Changing Moon moved over the water and took off her brother’s cloak.  She faced Burned Woman and smiled.  “Now do you see him?” she asked.

Well, Burned Woman could now barely speak because the sight before her so dazzled her eyes.

“Yes,” she whispered.

“With what does he pull his sled?”  Changing Moon asked.

Burned Woman took in a breath. “With a rainbow,” she whispered.

“She speaks the truth!”  Changing Moon proclaimed.

Changing Moon beckoned Burned Woman into the river.  She bathed her gently and as she did, Burned Woman’s burns and scars disappeared.  As Changing Moon combed her new sister’s hair, it grew long and black and beautiful as a raven’s wing.  And as she brought Burned Woman from the lake, the village saw that her rags were now a fine white deerskin wedding dress, with a rainbow at the hem to proclaim that she was now Strong Wind’s bride.

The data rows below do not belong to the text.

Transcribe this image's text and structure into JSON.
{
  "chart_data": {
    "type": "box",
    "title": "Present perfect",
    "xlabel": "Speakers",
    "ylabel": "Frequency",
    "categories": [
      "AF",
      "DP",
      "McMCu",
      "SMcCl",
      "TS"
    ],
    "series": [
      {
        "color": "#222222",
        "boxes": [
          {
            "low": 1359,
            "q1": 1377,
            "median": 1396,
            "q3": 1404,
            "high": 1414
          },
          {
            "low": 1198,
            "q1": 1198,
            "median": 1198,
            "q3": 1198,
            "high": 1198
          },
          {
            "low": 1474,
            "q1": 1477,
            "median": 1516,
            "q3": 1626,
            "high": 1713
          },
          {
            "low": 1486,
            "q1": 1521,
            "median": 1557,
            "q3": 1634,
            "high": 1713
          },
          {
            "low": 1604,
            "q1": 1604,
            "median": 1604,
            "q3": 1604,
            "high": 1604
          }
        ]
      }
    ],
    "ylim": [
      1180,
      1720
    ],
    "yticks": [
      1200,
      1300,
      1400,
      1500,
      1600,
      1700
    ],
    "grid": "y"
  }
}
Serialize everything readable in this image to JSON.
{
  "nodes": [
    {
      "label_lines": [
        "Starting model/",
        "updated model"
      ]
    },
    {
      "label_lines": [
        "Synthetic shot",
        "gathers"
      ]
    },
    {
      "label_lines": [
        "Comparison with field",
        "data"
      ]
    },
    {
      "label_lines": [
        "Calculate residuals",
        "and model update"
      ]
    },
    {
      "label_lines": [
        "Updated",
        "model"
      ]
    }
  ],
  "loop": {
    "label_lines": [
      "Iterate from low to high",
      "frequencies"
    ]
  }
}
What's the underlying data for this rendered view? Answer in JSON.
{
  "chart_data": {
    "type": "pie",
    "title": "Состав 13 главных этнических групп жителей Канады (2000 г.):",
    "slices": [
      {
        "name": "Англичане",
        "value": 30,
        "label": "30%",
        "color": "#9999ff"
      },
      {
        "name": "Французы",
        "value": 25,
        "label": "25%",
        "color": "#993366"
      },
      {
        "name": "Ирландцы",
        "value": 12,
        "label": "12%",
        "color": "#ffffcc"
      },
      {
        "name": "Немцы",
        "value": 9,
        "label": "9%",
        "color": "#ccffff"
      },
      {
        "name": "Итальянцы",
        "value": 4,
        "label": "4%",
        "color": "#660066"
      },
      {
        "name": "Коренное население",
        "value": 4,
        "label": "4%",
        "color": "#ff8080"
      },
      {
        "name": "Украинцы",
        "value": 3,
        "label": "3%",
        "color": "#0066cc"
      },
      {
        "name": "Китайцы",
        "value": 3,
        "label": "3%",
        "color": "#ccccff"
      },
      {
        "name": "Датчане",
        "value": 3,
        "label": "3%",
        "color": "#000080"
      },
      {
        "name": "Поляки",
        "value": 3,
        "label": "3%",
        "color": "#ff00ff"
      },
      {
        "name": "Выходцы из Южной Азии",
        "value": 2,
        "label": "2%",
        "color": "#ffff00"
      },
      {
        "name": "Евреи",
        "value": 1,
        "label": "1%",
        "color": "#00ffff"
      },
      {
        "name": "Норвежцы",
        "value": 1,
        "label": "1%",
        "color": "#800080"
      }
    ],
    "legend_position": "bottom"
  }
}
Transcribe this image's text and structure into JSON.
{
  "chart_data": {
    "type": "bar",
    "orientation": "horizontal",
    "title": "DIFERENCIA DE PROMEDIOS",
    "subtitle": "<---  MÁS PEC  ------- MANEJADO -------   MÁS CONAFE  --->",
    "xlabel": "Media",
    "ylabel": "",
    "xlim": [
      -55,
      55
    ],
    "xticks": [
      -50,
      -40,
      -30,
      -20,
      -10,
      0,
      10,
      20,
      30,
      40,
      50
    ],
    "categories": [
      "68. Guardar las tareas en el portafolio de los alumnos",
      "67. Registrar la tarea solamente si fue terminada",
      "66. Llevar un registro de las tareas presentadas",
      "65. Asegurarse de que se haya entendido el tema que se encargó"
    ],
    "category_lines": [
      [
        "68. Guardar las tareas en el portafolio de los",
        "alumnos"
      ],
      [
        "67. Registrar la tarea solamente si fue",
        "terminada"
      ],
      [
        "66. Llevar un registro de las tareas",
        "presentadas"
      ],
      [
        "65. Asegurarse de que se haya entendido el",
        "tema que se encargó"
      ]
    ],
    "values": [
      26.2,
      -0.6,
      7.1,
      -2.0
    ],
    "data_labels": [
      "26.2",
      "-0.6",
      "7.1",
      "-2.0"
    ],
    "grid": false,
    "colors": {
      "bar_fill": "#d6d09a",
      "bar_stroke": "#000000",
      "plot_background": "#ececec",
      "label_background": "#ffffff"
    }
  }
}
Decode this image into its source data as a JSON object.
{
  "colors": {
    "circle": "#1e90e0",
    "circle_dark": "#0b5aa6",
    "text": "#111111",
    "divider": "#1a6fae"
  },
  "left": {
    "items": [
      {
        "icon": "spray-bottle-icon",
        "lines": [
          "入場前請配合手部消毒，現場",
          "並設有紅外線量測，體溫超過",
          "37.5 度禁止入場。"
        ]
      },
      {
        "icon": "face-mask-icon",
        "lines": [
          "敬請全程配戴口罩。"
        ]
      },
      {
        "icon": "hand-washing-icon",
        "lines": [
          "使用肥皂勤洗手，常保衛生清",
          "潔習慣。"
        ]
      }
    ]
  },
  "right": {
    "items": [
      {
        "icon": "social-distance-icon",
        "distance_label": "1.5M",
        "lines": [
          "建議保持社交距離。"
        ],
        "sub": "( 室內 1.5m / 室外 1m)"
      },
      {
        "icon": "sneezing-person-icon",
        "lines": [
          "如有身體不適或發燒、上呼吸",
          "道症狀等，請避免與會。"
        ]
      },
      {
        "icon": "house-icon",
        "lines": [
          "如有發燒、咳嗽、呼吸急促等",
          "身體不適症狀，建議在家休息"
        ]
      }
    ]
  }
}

A great feast was held to honor the marriage of Strong Wind and Burned Woman.  It went on for a whole week and was full of feasting and games and dancing. 

But soon Strong Wind heard of the way his wife’s sisters had treated her.  He grew so angry that he turned those sisters into aspen trees. And even now, to this day,  the leaves of the aspen are still the first to tremble when Strong Wind passes by.